Mayor Jane Castor said at the press conference announcing the report that while the city is performing well in many of the key economic measurement areas, “in other areas we need to either work to reverse downward trends or continue to drive those incremental improvements.”
As part of the study, the city’s economic performance was compared to five other cities listed as comparable: Charlotte, Minneapolis, Nashville, Orlando and Seattle.
Tampa came out well when it comes to ‘business establishment start rate,’ export growth and housing prices. But it stumbled when it came to job growth rate, local average wage, household income and education attainment, where its 24% of college graduates ranked fifth out of the six cities in the study.
Tampa also fares poorly in the economic scorecard assembled by City Councilman Bill Carlson from U.S. Census numbers. In his study, Carlson compares Tampa to most of the biggest regions in the state: St. Petersburg, Orlando, Fort Lauderdale, Miami and Jacksonville as well as Atlanta, Austin and Charlotte.
“When you look at benchmark cities, like Austin, Charlotte and Atlanta, we’re not only not close, we’re not even in the same trajectory,” says Carlson. “They’re going like this and we’re going sideways.”
Perhaps most interestingly in his scorecard, St. Petersburg has now surpassed Tampa in per capita ranking. Another key data point is the income disparity between average male and female full-time workers, which at $9,154 is greater in Tampa than any other city listed in the study (in St. Petersburg it's $5,160).
“What it shows is that St. Petersburg has done a better job of cultivating entrepreneurs, and they’ve done a better job of addressing issues of poverty and building the middle class and we need to do the same in Tampa,” Carlson says.
The information shouldn’t be that surprising.
In January, the Tampa Bay Partnership and USF released their 2021 Regional Competitiveness Report, which revealed that in comparison to 19 other peer metro areas, Tampa ranked 19thin terms of educational attainment, 17thin the overall level of poverty, and dead last in labor force participation.
Carlson says that in Florida, economic growth is often measured by real estate, but in fact that’s just one industry.
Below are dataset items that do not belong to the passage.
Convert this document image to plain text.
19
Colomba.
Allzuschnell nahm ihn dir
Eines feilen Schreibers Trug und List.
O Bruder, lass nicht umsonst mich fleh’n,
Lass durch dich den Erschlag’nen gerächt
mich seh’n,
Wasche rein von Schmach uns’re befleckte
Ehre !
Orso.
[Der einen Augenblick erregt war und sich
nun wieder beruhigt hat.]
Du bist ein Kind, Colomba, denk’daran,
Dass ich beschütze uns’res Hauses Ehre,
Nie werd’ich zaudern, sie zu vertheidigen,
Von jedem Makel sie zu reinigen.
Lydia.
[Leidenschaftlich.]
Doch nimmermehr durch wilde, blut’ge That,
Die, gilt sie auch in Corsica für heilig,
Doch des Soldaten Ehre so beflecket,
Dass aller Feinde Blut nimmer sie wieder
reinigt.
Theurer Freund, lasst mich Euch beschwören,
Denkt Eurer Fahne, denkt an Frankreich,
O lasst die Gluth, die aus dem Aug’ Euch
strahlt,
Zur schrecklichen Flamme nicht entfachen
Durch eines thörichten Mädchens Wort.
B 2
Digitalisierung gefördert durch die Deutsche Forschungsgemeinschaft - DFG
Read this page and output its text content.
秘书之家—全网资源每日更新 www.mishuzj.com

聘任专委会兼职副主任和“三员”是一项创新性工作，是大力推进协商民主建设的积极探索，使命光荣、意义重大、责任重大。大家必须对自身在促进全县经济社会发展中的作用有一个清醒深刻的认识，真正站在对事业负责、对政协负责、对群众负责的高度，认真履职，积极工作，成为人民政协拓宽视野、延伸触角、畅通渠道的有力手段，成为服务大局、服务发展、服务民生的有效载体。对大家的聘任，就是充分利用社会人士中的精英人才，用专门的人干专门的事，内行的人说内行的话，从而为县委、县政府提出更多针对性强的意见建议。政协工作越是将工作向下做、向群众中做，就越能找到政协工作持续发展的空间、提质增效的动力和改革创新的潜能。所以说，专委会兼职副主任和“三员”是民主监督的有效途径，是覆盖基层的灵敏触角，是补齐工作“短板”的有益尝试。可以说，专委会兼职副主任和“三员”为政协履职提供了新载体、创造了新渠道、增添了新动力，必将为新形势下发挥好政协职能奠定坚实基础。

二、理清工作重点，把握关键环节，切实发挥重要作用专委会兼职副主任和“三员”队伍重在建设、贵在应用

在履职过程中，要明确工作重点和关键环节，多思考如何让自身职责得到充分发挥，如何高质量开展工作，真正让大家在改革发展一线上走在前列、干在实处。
“We need to grow our other industries and diversify our economy,” he says, adding that while the country enjoyed an economic boom over the past decade following the Great Recession, in Tampa “the middle class shrank most of the time, and the number of people in poverty increased. It’s really embarrassing.”
Limayem says it’s crucial for Tampa officials to have the raw data in front of them that companies and entrepreneurs contemplating moving to Tampa are aware of – and not get taken in on ‘vanity rankings’ that highlight features like “best beaches.”
“When you look at major companies, I call them the Amazons of the world, when they are looking for cities or areas to relocate to or to expand in, they don’t look for these vanity rankings,” Limayem says. “That’s why it’s our obligation as a community to be very honest about our challenges…understanding them, and then we can decide on how to move the needle on these indicators.”
In her press conference last week, Castor announced specific plans last week to address issues like the digital divide and racial poverty gap evident in the data.
Carlson is serving in his first term on the council representing South Tampa. He said economic development in the city was the number one issue when he ran for his District 4 South Tampa seat in 2019, and that focus continues to top his agenda.
His ‘Tampa Scorecard’ was produced by Alexander Frei, a former Tampa city council intern and USF economics student, as well as Carlson’s legislative aides. USF’s Limayem also consulted on his project.